Mit unserem heutigen Rechtstipp möchte ich Sie informieren über ein Urteil des saarländischen Verfassungsgerichtshofs vom 5. Juli 2019 wonach tausende Messungen von  Geschwindigkeitsübertretungen unverwertbar sind.

Im Bußgeldverfahren hatte ein Kraftfahrer beantragt, ein Sachverständigengutachten einzuholen zu der von ihm erhobenen Behauptung, dass bei dem Messgerät des Typs Traffistar S 350 die Möglichkeit ausgeschlossen sei, die Messung sachverständig überprüfen zu lassen, da das Gerät nicht alle Messdaten speichere.

Die im  Bußgeldverfahren befassten Gerichte – Amtsgericht Saarbrücken und Saarländisches Oberlandesgericht – sind dem nicht nachgekommen und bei ihren Entscheidungen davon ausgegangen, dass trotz der fehlenden Speicherung aller Messdaten der Geschwindigkeitsverstoß festgestellt werden kann und die Daten zur Grundlage der Verurteilung gemacht werden können, da bei einem von der PTB zugelassenen Messgerät die Gerichte grundsätzlich von der Richtigkeit der Messung ausgehen könnten (sog. standardisiertes Messverfahren).

Mit seiner Verfassungsbeschwerde rügt der betroffene Kraftfahrer u.a. eine Verletzung seines Rechts auf ein faires Verfahren, da ihm durch die fehlende Speicherung aller Messdaten die Möglichkeit genommen werde, Messfehler aufzuzeigen.
 

Der Verfassungsgerichtshof bezweifelt nicht, dass die Geschwindigkeitsmessung durch das Gerät Traffistar S 350 ein standardisiertes Messverfahren darstellt.  Die mit Traffistar S 350 gewonnenen Messergebnisse können daher durchaus zur Grundlage einer Verurteilung gemacht werden.

Wenn sich ein Betroffener jedoch - wie vorliegend - gegen das Messergebnis wendet, muss er nach Auffassung des Verfassungsgerichtshofs die Möglichkeit haben, die Validität der standardisierten Messung zu überprüfen.

Das ist auch dann der Fall, wenn er zunächst keinen auf der Hand liegenden Einwand – etwa sich aus dem Lichtbild offenkundig ergebende Unklarheiten – vortragen kann.

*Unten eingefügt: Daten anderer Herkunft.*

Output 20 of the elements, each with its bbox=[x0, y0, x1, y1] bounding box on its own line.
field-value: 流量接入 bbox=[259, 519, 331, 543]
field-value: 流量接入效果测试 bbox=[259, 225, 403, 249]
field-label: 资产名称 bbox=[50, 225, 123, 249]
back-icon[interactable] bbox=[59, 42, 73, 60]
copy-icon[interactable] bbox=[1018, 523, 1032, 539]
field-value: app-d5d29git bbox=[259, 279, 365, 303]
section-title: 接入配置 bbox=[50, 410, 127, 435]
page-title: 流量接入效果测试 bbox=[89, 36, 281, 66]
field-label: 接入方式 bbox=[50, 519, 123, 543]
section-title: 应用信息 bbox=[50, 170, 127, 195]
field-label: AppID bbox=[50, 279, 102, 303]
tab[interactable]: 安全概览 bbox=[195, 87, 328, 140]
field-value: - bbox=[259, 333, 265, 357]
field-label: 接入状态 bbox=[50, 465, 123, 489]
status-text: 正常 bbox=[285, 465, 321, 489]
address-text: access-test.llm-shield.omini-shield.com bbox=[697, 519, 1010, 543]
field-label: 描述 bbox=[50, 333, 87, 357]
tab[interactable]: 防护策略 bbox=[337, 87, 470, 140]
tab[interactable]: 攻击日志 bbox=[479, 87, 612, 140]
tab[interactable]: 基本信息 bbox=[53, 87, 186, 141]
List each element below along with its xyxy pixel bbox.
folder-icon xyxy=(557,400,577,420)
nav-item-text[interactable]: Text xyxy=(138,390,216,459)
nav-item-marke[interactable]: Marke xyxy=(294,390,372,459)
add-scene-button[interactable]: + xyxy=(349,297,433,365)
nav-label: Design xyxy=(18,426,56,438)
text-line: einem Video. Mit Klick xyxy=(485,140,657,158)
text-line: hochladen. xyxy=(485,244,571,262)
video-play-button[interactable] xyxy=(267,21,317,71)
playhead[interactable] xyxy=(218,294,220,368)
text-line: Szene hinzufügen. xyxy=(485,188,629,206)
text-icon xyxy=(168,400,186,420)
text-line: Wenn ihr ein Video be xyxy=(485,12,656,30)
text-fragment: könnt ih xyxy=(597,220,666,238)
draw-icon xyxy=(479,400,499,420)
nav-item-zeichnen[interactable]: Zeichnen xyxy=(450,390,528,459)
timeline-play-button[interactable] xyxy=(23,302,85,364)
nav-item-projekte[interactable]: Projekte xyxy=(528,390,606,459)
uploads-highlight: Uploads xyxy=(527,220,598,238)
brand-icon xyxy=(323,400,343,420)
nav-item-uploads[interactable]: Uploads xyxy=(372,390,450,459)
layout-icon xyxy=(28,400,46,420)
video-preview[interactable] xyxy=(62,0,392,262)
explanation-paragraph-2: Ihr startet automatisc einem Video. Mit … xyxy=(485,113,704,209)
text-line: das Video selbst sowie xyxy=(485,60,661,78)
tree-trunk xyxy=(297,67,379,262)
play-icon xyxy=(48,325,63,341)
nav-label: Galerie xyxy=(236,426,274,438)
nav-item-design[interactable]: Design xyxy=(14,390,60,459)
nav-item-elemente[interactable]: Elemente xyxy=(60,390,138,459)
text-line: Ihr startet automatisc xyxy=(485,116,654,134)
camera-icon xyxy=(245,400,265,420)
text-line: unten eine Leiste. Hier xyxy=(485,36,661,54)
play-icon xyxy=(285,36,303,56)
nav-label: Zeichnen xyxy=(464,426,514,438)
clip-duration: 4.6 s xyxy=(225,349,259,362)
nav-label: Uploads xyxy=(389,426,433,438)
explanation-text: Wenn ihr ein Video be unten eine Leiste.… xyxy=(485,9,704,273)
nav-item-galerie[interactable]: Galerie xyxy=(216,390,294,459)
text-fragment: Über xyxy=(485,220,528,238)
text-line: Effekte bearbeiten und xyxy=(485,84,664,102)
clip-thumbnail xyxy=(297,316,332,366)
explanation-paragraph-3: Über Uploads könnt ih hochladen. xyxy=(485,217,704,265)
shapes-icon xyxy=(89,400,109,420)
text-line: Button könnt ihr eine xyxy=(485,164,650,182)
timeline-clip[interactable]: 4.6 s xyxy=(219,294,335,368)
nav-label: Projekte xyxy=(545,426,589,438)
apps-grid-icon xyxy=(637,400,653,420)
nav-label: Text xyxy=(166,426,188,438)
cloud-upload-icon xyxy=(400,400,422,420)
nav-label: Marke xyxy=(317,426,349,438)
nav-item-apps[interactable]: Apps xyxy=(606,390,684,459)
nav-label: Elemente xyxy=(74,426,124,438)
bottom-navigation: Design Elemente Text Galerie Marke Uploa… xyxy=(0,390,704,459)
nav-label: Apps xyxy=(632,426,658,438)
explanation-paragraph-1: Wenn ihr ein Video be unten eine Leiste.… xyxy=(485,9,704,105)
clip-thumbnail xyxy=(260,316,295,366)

Denn zu einer wirksamen Verteidigung gehört auch, nachforschen zu können, ob es bislang nicht bekannte Zweifel an der Tragfähigkeit des Vorwurfs gibt.

Dies ist dem Beschwerdeführer aber mangels Speicherung der Rohmessdaten verwehrt.

Da die Ergebnisse des Messverfahrens mit dem Gerät Traffistar S 350 wegen der verfassungswidrigen Beschränkung des Rechts auf wirksame Verteidigung unverwertbar sind, hat der Verfassungsgerichtshof dem betroffenen Kläger Recht gegeben und die angegriffenen Entscheidungen aufgehoben.

Auch wenn die Entscheidung des saarländischen Verfassungsgerichtshofs Gerichte außerhalb des Saarlandes nicht unmittelbar bindet, sind die Argumente des Urteils doch gewichtig und überzeugend.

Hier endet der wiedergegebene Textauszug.